Una página de Kafka
Actualizado: 12 ago 2021

La sustancia primordial de la pesadilla no responde sino a la justificación de un malestar difuso. Así, preferimos engendrar demonios insostenibles para la cordura en vez de reconocer la brusca ansiedad que impele nuestros días desventurados. Las circunstancias que rodean a la pesadilla son, a lo sumo, banales: su persistencia radica en la sensación. Barajear todas las posibilidades que arroja dicha sensación quizá pueda ser un cómputo inalcanzable para la conciencia humana, pero acaso en ese intento se logra advertir un impulso creador que nos aventura a un amplio camino –arduo camino que ya nos mostró Dante. En uno de estos senderos provenientes de la pesadilla debe hallarse la obra de Kafka.

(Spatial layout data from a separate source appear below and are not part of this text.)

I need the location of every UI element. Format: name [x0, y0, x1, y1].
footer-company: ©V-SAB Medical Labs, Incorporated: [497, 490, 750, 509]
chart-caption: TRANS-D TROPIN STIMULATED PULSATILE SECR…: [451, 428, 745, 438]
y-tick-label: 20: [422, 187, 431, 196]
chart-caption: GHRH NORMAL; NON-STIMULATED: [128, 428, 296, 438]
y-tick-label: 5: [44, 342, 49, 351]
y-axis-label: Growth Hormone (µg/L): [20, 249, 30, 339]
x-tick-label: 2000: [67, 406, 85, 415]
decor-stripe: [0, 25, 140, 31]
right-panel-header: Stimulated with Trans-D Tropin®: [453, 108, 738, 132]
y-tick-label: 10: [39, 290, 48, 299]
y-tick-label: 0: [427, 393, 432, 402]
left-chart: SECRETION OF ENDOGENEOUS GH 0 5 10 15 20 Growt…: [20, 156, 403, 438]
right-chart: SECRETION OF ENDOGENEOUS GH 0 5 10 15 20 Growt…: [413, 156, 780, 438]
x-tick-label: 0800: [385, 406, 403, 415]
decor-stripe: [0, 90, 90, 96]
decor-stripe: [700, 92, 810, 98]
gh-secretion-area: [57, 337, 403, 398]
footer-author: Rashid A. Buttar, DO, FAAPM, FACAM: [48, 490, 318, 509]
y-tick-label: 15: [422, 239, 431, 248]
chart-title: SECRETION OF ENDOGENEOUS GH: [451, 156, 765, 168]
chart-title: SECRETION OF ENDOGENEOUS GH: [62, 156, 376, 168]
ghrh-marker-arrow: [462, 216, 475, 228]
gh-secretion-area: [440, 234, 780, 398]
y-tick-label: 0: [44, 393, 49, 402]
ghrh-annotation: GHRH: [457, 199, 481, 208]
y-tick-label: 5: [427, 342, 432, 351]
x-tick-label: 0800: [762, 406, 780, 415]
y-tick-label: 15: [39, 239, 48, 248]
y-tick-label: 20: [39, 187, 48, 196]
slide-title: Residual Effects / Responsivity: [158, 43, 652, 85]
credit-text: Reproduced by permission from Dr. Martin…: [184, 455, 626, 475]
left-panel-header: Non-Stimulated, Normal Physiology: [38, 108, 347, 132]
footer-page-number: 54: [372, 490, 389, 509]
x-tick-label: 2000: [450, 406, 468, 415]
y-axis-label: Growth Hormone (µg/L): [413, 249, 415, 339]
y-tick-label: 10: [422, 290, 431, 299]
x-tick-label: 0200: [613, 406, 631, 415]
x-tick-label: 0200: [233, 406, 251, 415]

Bruscamente, dejamos el porvenir de la realidad en otro sitio y nos abandonamos a la intriga que supone una absurda comedia. No hay necesidad de una fantasía mayor que la de nuestro propio acontecer. Así lo reconoció Kafka y nos entregó la suposición y la duda irresoluble. Las palabras de Ricardo Piglia no son pueriles para nuestro interés literario. Dice Piglia que los dos grandes escritores del siglo XX son Borges y Kafka: existe lo “borgiano” y existe lo “kafkiano”. ¿Cuál es el logro que merecen estos dos nombres que tienen más peso en el mundo que todas las mareas implacables que azotan las costas de la memoria? Apuntemos a Kafka, apuntemos a la insostenible dicha de su obra. La pesadilla nos encuentra altamente despiertos y decidimos ser partícipes –si acaso hay alguna elección.
Ahora nos ocupamos de las circunstancias de la pesadilla: añadimos rostros oscuros, meandros, calles desiertas y castillos. Después ocupamos un sitio en el espacio para desarrollar nuestra tragedia interior. Todo lo que habita más allá de la pesadilla nos parece aún más terrible. Kafka ha comprendido la ilusión de la identidad y la sobre exaltación del ego que en nuestros sentidos produce un mundo de reflejos y fantasmas: si es absurda nuestra manera de vivir, busquemos al menos otro absurdo más interesante. Ocupemos la miseria atribuida a otros seres para nosotros: el gran insecto que refleja nuestro cerebro, la culpa que anida en una justicia que ignoramos, el empleo de nuestros últimos suspiros para justificar la existencia.
La prometida época espiritual del hombre se desintegra en los hieráticos movimientos de la vida industrial. El interior y el exterior están comulgando en una hostia de humo que se eleva hacia el cielo. Nuestros días siguen ocultos en alguna página de Kafka, aguardando su íntimo descubrimiento.